Look, I get it. Without even diving into the psychology of it all, and what kind of a person feels the constant compulsion to turn every W, however rare, into an L, it cannot be denied that this respectability politics, this “the struggle should be nice, for the nice people” attitude, is beaten into us as children and is dreadfully hard to escape from. This is especially true for people who do not understand dialectical materialism, and who suffer from a sort of moral paralysis when faced with something outside their simple binaries of what is good and bad. All I can tell these people is to consider engaging with neo-pragmatism, the Marxist dialectic, or any philosophy more mature than the hand-me-down Christian moralism whites fed to slaves for much the same reason.

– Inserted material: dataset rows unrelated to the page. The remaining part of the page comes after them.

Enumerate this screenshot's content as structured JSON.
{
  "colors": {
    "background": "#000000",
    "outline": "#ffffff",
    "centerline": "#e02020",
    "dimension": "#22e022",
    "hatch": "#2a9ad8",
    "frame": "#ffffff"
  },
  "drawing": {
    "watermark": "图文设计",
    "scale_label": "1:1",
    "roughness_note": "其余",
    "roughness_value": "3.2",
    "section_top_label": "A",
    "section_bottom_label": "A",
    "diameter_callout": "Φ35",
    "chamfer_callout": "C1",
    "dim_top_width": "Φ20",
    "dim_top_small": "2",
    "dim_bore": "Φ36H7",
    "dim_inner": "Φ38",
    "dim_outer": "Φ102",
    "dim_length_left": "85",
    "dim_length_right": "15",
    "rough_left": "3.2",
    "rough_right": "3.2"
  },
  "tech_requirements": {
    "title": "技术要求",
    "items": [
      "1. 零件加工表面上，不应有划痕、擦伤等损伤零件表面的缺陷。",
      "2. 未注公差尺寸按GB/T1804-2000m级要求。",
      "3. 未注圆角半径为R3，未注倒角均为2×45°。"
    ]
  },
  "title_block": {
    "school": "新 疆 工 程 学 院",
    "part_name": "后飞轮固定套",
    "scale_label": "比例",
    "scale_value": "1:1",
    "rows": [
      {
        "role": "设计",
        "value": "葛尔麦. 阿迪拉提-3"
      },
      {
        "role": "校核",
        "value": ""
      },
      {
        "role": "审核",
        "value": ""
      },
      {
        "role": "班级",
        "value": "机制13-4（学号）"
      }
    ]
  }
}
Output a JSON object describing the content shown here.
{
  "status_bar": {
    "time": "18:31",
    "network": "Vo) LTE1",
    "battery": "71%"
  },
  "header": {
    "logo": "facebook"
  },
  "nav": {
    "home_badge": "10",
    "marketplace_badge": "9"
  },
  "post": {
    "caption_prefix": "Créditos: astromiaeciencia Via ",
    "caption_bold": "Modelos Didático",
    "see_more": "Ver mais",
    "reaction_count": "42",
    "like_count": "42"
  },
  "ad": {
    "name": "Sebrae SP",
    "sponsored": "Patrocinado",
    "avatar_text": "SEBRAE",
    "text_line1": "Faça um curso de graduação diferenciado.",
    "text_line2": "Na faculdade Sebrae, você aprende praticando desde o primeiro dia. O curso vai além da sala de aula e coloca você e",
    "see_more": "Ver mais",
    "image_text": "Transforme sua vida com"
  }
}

Of course, because we live in the time and the place we live in, this immediately gets robbed of its actual political content and abstracted through a lens of culture-war posturing. Normal people, we are assured by these wise observers whose tone indicates they feel qualified to speak for such people but also that they may not encounter them in any form but their own, are turned off by that sort of unseemly dancing on the grave of their social betters. This comes as news to many who have spent time around those plentiful segments of the working class who delight in gallows humor, who write songs about the downfall of their bosses and rulers, and whose only moments of feeling liberation or control often come when some top-tier dipshit suddenly disappears from their lives. Left politics, we are further assured by people whose engagement in same happens exclusively via wi-fi, turns these selfsame normies off because of its cruelty and callousness towards human suffering. I cannot even imagine being this naïve about human nature, but to anyone tempted to believe this is true, allow me to introduce you to a little something called the Republican Party.

In the end, in a practical sense, all this bafflegab serves is to further the very invincibility felt by the rich, and to make them know they are protected always from the righteous wrath of the people they exploit by a thin but strong layer of self-impressed liberals. With the same allergy towards the very concept of coercion, and the same conception of all acts existing in a nebulous limbo of equality of principle where all uses of power are on the same moral plane, they signal at every opportunity their answer to a simple question: If a moment ever arises that we have the ability to seize wealth from the elites and return it to the people, what are you willing to do when those elites say “No”?

For them, I offer the same deal I always have. The moment one single billionaire offers even a single word of apology for the incalculable, obscene immiseration cause by their wealth, I will stop laughing when one of them dies. Until then, they owe us plenty more laughs.